The five leverage points I have mentioned so far all start at one point: enabling people to change their behavior. This aspect is crucial. People are always in the focus, and it is important that they brought along. We also find that these approaches do not suffice to ensure successful prevention and health promotion. It is just as important that people can go along. The conditions they live in and which make it easier – or harder – for them to make the right decisions for themselves and for their children are of vital importance as well. This is about a real change of behavior and a change of conditions [19].
One example of good and successful prevention concerning external conditions is the so-called municipal prevention chains [20]. A chain of prevention wants to tie a comprehensive and viable network for children, young people, and parents, within their community, with the municipal authorities competent for youth, health, social, and educational matters. The aim is to merge existing networks, services, and actors so as to allow coordinated action in the sense of an overall integrated local strategy and across departmental boundaries. This creates clear framework conditions for children to grow up healthy. Also, the German prevention law, enacted in 2015, focuses on health promotion in everyday life which takes place in daycare centers, schools, municipalities, companies, and nursing homes.
Changing conditions is always a political task. Thus, the questions arise – how does policy change, and what kind of policy successfully induces a change of conditions in the way we intend it? This is exactly what the international project “Becoming Breastfeeding Friendly” deals with, involving Germany and a range of other countries. It focuses on the aspect of preventing unfavorable conditions [21]. Initiated by Yale University, the project systematically records factors which either promote or impede breastfeeding in Germany, the UK, Mexico, Ghana, Samoa, and Myanmar. It aims to initiate efficient and targeted measures to promote breastfeeding sustainably. The research project is based on the “Gear Model” [22]. It integrates all relevant fields of action that relate to breastfeeding and that mesh like gears: from a high-profile advocacy via legislative measures through to training and education for multipliers and disseminators, male and female. In Germany, a 17-member expert commission currently elaborates calls to action for key decision makers – based on the analysis of the current situation and the challenges identified in the process. At a high-profile conference on June 5, 2019, these results were presented to a broad audience. Other countries are a bit further ahead. In Mexico, for instance, the systematic analysis of the current situation states moderate improvements of conditions conducive to breastfeeding (“a moderate scaling up environment”). In Ghana, the national framework conditions are even rated as good. This example illustrates clearly – and thus refers back to my introductory remark – that, within the context of breastfeeding, we cannot think in terms of industrial versus developing or emerging nations. Factors that help or hinder breastfeeding prevail in every country, albeit in varying degrees, and they illustrate both the need for action and the need for exchange and networking.

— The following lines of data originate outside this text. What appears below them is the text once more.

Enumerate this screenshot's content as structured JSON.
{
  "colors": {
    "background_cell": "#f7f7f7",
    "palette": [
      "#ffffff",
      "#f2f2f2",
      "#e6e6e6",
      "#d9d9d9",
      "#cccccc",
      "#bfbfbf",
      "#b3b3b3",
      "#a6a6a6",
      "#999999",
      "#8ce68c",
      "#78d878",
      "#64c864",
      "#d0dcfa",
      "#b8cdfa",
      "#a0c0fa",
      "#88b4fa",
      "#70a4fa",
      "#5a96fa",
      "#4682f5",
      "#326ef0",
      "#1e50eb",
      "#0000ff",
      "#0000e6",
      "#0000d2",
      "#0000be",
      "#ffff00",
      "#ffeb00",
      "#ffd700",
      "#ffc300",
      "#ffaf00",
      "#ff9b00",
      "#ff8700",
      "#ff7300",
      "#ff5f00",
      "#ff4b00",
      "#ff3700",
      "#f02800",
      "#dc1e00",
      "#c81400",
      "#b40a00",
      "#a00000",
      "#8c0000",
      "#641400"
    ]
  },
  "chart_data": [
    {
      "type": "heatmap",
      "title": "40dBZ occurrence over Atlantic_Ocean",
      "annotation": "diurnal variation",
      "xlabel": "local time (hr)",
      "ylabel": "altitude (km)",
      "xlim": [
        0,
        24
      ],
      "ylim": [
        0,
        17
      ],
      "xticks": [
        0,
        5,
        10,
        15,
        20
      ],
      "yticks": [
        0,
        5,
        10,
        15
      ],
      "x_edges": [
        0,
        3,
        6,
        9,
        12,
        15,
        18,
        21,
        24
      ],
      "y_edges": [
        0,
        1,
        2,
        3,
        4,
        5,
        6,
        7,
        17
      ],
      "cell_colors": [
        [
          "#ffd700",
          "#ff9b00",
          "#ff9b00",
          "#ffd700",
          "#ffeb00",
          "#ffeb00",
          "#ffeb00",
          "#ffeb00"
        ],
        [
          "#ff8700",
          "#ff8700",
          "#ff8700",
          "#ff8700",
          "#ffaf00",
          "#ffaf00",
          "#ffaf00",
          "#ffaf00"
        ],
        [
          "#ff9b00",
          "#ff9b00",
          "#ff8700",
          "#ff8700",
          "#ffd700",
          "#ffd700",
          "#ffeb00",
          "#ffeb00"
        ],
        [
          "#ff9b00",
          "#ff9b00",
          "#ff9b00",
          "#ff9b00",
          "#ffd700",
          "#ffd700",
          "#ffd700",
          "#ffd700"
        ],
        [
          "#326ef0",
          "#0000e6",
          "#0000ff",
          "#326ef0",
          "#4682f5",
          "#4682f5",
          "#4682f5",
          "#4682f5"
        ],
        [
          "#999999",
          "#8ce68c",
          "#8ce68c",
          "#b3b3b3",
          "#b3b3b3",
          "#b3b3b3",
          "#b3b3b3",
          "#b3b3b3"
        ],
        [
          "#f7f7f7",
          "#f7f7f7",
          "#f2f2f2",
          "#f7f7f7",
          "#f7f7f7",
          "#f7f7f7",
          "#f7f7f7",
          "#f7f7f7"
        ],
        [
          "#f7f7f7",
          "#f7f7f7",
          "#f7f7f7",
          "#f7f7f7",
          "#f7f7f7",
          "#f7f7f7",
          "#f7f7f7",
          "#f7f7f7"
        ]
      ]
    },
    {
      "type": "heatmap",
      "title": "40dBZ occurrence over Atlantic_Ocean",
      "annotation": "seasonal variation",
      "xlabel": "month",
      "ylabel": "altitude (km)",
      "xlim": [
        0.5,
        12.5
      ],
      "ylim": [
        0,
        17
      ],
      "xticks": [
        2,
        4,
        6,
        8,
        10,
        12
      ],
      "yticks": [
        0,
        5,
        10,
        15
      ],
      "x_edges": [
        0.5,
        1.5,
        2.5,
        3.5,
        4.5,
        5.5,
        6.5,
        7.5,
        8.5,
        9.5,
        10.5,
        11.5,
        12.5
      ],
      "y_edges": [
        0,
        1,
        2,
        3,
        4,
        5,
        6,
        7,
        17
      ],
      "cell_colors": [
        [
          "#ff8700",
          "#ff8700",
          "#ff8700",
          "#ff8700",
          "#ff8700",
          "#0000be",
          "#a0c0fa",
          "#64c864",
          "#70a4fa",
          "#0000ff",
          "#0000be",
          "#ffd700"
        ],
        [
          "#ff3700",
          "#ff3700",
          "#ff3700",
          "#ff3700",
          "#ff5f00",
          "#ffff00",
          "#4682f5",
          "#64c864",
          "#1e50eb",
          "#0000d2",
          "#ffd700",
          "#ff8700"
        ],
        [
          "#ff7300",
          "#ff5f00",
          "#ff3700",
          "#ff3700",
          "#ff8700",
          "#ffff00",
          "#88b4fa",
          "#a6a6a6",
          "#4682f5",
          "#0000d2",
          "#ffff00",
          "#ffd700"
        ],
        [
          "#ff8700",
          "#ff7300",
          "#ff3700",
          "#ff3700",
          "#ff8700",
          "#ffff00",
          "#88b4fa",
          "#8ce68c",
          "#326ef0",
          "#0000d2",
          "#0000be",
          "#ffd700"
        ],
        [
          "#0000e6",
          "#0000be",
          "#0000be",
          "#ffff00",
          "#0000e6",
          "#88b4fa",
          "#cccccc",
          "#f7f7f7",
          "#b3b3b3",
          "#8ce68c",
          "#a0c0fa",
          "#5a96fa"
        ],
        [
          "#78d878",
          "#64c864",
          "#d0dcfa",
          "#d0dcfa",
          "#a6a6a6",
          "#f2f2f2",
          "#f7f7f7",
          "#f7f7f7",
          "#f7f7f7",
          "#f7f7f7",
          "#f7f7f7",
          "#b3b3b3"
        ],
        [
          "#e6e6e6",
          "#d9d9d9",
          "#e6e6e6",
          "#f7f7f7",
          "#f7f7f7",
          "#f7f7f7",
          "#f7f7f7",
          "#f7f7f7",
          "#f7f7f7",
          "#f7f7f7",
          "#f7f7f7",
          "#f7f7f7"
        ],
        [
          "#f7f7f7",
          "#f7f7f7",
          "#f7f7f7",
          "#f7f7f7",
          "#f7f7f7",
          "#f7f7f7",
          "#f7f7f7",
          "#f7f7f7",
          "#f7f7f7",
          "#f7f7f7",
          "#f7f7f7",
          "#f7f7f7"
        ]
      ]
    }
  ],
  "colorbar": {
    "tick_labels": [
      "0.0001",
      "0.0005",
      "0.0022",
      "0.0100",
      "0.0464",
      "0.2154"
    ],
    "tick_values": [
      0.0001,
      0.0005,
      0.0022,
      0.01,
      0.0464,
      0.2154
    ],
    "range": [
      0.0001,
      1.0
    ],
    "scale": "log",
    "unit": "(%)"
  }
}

The Importance of Networking in Other Areas of Healthy Lifestyle Promotion
A balanced diet, avoiding malnutrition, and the emergence of obesity continue to be a complex matter influenced by causes and factors at the individual, the social and the societal level. Only by combining behavioral and condition-related prevention, including the participation of all relevant actors and key decision makers, can prevention and health promotion be designed to be sustainable and successful. Networking is a key success factor in this context. For the promotion of a healthy lifestyle in the sense of a health-promoting diet and adequate exercise, it is never too early or too late. In the sense of a lifelong perspective, leverage points range from the period surrounding childbirth, to lifestyles in daycare centers, at school and at work, through to old age.
Two conclusions can be drawn from this. First, networking of activities throughout all phases of life is vital. We must strive to have meaningful structures and initiatives that continue uninterrupted in order to support people throughout their lives. Second, networking is a topic for successful prevention and health promotion even when we address people in other walks of life. The experience gathered with “Healthy Start” can be transferred. That is why, in Germany, we build networks for all stages of life. The “National Quality Center for Nutrition in Daycare Centers and Schools” (NQZ), for instance, aims to offer as many young people as possible a low-threshold access to healthy and high-quality food in daycare facilities and schools [23]. The Federal Ministry of Food and Agriculture also meets the challenge of “nutrition in old age” with an initiative for senior citizens, male and female, designed as a network.
Conclusion
Prevention and health promotion can only succeed if they focus on people who are actually concerned. “Healthy Start” focuses on pregnant and young mothers and on their families. It is essential that these people can make the right choices for themselves and for their child. This requires the proper way of addressing people while making use of existing public state structures and multipliers who actually reach people with uniform and clear calls to action. This requires conditions that allow and empower people to act accordingly. The appropriate instrument to make this possible lies in active network structures which effectively interconnect all relevant actors. The usefulness and meaningfulness of networks is revealed not just with “Healthy Start,” but in other stages of life as well. However, it is also true that the sooner we start, the better. My wish for this congress was to build such networks to fight all forms of malnutrition successfully. We are all affected and are all in the same boat.